Second, stop stealing. Yes, by exaggerating the problems with the computers, what you are doing is stealing from your company. As I said previously, they could choose to press charges on this and you could end up in jail. The smaller the amount of money we're talking about here, the less likely this is, but don't count on it not happening.
Third, it's time to confess and offer restitution. Your boss does not want to deal with the hassle of figuring out that you're doing this, documenting the problem, getting approval from his managers and HR to fire you, and finally firing you. Honestly, bosses hate this type of thing. By going to your boss and confessing, admitting you were wrong, and offering to pay what you owe, you may be able to resign, secure a positive reference and put this behind you. There's a small possibility that your boss would even be willing to keep you on board.

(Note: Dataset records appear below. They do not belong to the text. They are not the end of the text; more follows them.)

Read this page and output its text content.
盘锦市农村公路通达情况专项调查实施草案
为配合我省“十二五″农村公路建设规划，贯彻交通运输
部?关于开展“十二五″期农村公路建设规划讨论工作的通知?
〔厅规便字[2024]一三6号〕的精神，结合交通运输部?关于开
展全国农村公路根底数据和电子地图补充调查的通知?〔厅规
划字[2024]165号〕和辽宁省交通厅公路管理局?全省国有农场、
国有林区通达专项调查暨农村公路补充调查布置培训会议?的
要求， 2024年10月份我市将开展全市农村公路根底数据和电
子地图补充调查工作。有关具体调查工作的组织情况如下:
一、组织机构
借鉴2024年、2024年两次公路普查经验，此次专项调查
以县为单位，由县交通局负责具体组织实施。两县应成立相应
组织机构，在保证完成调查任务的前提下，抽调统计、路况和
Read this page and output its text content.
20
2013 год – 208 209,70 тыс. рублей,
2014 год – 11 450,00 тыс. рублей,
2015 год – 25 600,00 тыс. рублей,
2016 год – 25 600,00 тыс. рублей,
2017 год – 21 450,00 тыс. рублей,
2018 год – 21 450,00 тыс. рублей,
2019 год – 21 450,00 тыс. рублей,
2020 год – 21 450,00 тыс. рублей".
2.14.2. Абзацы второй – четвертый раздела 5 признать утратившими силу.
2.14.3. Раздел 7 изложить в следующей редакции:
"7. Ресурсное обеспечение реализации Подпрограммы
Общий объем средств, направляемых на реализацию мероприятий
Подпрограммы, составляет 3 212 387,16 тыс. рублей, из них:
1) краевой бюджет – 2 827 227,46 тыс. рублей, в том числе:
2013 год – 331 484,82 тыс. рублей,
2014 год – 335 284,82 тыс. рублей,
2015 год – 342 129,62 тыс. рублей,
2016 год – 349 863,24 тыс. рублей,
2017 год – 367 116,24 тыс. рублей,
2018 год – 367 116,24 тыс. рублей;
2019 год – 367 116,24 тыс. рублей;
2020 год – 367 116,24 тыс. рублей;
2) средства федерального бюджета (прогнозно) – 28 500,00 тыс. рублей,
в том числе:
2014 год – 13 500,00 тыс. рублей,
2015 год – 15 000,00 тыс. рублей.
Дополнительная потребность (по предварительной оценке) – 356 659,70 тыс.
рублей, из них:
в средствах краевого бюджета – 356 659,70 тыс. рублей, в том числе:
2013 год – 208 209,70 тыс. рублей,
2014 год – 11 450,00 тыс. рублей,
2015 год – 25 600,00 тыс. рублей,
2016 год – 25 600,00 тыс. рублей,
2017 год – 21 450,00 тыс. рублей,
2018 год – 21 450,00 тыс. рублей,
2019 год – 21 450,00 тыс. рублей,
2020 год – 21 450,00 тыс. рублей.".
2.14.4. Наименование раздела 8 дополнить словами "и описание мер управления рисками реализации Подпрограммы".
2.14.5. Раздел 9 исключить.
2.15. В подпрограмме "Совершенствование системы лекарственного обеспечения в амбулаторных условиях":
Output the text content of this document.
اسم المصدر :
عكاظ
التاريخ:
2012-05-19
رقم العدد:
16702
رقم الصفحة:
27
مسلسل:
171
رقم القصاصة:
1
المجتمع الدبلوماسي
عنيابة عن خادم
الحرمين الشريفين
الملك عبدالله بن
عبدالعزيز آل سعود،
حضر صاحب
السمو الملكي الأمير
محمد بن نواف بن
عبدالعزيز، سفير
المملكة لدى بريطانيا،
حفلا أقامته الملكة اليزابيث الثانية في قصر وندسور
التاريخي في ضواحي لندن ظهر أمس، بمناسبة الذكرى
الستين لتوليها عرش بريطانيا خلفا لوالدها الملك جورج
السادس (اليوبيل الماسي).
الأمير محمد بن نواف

Fourth, accept that even if you do these things, the company has every right to fire and prosecute you. But, by admitting your thievery, you lower these chances. If they figure it out on their own, I can almost guarantee an extremely unpleasant outcome for you. Because of this, you probably want to get your resume together and start looking for a new job. But, understand that even if you get a new job, you may not escape this.
The business world seems really big, but it's not. You will run into people who know you and people who know people you know everywhere you go. With a story of being fired for stealing attached to your name, your new employer could terminate you for this, even though their company wasn't directly affected.
The sooner you stop and confess, the smaller the impact on your career, and the less likely it is to ruin you.